A Torino, Internet Bookshop (Ibs), la più grande libreria italiana online, ha infatti presentato il lancio del nuovo canale dedicato all’acquisto di libri elettronici che toccherà quota 2˙000 titoli entro la fine di giugno. I testi in formato ePub o Pdf vengono venduti con o senza sistema di protezione Digital Rights Management (DRM) a seconda dei titoli e delle scelte degli editori. Altra grande novità in casa Ibs è la vendita online di e-book reader entro la metà di giugno. Il futuro è già arrivato e l’e-book costituisce, ormai, un mercato molto interessante.
Sempre al Salone, Telecom Italia ha presentato in anteprima il suo innovativo e-book store, un punto vendita online per la distribuzione di libri elettronici di tutti i generi letterari e professionali. La piattaforma digitale basata sul modello di musica/libri di Itunes /Ibook ospiterà un’infinità di titoli in formato protetto che potranno essere acquistati e visualizzati su PC e dispositivi e-book reader di diverso tipo. Il prezzo dei libri elettronici lo faranno gli editori, non il canale.
In contemporanea con l’anteprima dell’e-book store, Telecom Italia ha presentato tre nuovi reader ancora in fase di testing ma che verranno lanciati sul mercato entro Natale. I primi due, con display in bianco e nero da 6 pollici e dotati di tecnologia E-ink, sono targati Samsung e Promelit e sono molto simili al Kindle. Il terzo, invece, è un dispositivo, brandizzato Olivetti, con schermo retroilluminato da 7 pollici che pare essere più potente del dispositivo di Jeff Bezos e superiore a quello di Steve Jobs dal punto di vista della leggibilità. Interessanti sembrano essere i prezzi. È il caso di dire Telecom Italia scende in campo e lancia la sfida ad Amazon e Apple, speriamo solo che i nuovi dispositivi si dimostrino all’altezza dei concorrenti americani.

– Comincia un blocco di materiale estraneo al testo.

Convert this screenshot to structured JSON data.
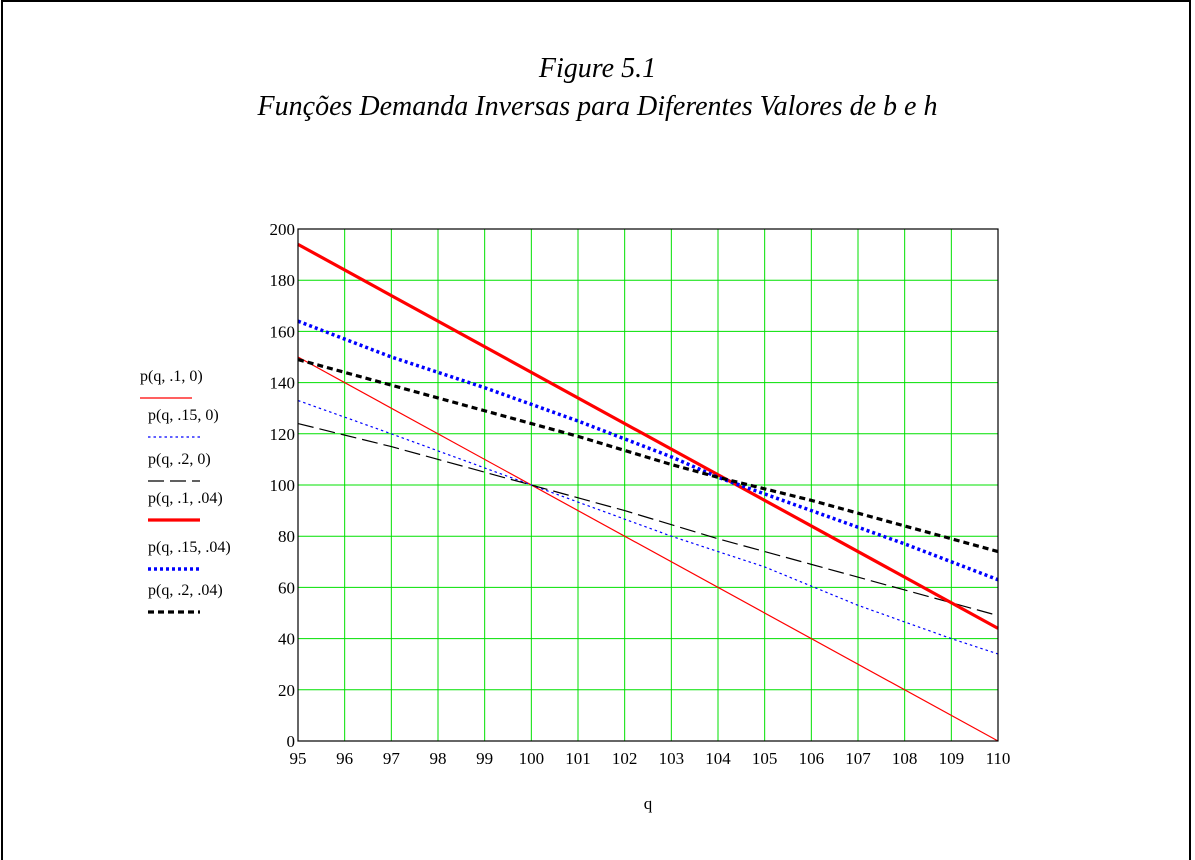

Isbn Edizioni, casa editrice indipendente milanese, non ha scelto il Salone al Lingotto per lanciare ISBN il primo e-book store con reader integrato per Iphone, Ipod Touch e Ipad. In un momento in cui l’industria editoriale è in continua evoluzione, la piccola casa editrice indipendente ha debuttato nel nuovissimo mercato dell’editoria digitale creando una strada nuova e originale per conquistare gli appassionati di opere in formato elettronico: un’ applicazione rivoluzionaria disponibile gratuitamente su Apple Store. ISBN è un’applicazione dedicata, che comprende uno store online in continuo aggiornamento e un’interfaccia e-book chiara e intuitiva. Una libreria a portata di click, che permette di acquistare i titoli con facilità e a prezzi convenienti.
“Edigita” è invece il nome del progetto, sorto in concomitanza con il Salone, per la promozione e la distribuzione di libri elettronici che ha visto la visto la collaborazione dei gruppi editoriali Feltrinelli, Messaggerie Italiane con GeMS e Rcs Libri.
Tantissime novità, un fenomeno nuovo. Tutti parlano di e-book ed ereader. Tutti sono diventati esperti di editoria digitale. molti sostengono che i libri elettronici sono la manna dal cielo per l’editoria italiana.
Cosa succederà di qui a breve nel mondo del libro? L’attenzione all’e-book andrà al di là della semplice curiosità?
Il mercato è diventato appetibile: insomma, il cambiamento sembra essere alle porte.